For years, the question of whether a particular project’s greenhouse gas (“GHG”) emissions are at odds with Canada’s climate promises has plagued climate activists, project proponents, and decision-makers alike. Under the Paris Agreement, Canada has promised to reduce its emissions by 30% below 2005 levels by 2030. The government has also committed to achieving net zero emissions by no later than 2050.

However, Canada has missed every GHG reduction target it has ever set, and it is unclear whether or how it will meet its 2030 goal. As of 2018 (the latest year for which data is available), Canada’s emissions were 729 megatonnes of carbon dioxide equivalent (“Mt CO2 eq”), 218 Mt CO2 eq above the 2030 target. And last November, the United Nations Environment Programme found that Canada was set to miss the target by 15%.

Meanwhile, high-emitting projects continue to be put forward. In BC, the proposed expansion of the Kitimat Liquefied Natural Gas (“LNG”) plant would emit an additional four Mt CO2 eq per year, and larger LNG projects have already been approved. In Alberta, Suncor is proposing to expand its tar sands operation Base Mine, which would add another three Mt CO2 eq into the atmosphere annually.

How can decision-makers determine whether any given amount of GHG emissions will thwart Canada’s ability to meet its reductions targets?

In 2019, the federal government enacted the Impact Assessment Act, SC 2019, c 28, s 1 (the “IAA”), which, among other things, requires impact assessments to consider the extent to which designated projects will help or hinder Canada’s ability to meet its climate commitments. While federal assessments considered projects’ climate impacts under previous legislation, for the first time, the IAA requires projects’ emissions to be considered in the context of Canada’s emissions reductions targets.

However, comparing individual projects against national targets will remain a challenge. How should assessments consider regional fairness? For example, how many big emitters can be approved in Alberta without leaving other provinces’ economies on the hook for a disproportionate amount of reductions?
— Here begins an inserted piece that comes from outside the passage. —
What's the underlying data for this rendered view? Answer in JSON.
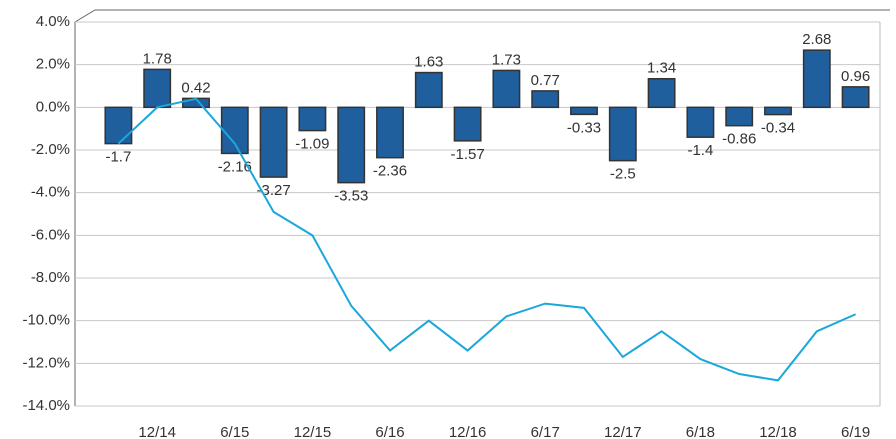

Similarly, is it reasonable to approve major petroleum projects if it means sectors like buildings, transportation, and agriculture will be forced to shave greater emissions from their operations? And what about projects with lifespans beyond 2030, or even 2050? How do we account for four Mt CO2 eq that will be emitted in 2050 when we must be at net zero?

Federal guidance states that if federal emissions targets are set, assessments will consider the project within the context of those targets.
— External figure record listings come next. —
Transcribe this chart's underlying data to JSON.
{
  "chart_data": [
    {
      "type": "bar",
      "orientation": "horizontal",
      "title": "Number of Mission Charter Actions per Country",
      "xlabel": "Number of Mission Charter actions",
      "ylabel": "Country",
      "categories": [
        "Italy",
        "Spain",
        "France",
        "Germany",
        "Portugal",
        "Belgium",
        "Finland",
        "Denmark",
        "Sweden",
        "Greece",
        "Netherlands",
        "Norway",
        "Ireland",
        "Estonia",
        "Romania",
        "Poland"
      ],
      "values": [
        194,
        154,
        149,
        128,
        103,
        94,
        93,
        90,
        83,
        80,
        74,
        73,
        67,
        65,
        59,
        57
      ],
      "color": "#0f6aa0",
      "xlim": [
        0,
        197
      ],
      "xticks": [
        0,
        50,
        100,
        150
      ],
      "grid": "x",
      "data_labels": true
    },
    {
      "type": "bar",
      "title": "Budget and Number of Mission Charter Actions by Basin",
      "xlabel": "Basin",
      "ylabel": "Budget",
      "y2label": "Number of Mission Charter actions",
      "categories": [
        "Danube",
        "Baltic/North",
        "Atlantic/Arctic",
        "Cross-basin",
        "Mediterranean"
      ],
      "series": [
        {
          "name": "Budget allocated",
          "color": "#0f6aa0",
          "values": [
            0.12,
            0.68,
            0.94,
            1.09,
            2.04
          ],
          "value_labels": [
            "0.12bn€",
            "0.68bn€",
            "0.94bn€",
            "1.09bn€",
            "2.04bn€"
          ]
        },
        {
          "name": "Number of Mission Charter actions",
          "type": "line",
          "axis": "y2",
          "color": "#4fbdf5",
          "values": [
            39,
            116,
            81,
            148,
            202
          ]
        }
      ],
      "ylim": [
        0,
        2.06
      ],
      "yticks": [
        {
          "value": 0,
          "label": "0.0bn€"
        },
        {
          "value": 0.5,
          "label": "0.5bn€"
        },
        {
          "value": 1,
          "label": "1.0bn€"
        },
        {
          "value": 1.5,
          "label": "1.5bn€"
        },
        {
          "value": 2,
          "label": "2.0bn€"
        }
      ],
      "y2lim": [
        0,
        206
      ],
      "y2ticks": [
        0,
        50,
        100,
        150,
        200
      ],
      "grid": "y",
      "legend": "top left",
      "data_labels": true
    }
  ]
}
The Liberal government has committed to introducing net zero legislation that could go a long way to providing the kind of framework needed to ensure that projects align with Canada doing its fair share to avoid a climate catastrophe. For example, if that legislation requires the federal government to set five-year carbon budgets (the total GHGs Canada can emit within a five-year period) for different regions and sectors, those budgets would provide much-needed clarity to authorities when determining whether projects align with long-term GHG reductions goals.

Of course, federal climate targets must respect the constitutional division of powers. The Supreme Court of Canada’s decision on the Greenhouse Gas Pollution Pricing Act is expected early next year. Depending on how the Court defines the scope of federal jurisdiction over climate, that decision could be a helpful guide in framing federal authority over setting climate targets and pathways for meeting them. Otherwise, the federal government may need to boldly assert authority to set and meet regional and sectoral carbon caps.

Given the intensity of the climate crisis and need for urgent action, the time is now for project-level decision-making to clearly align with our climate commitments and obligations.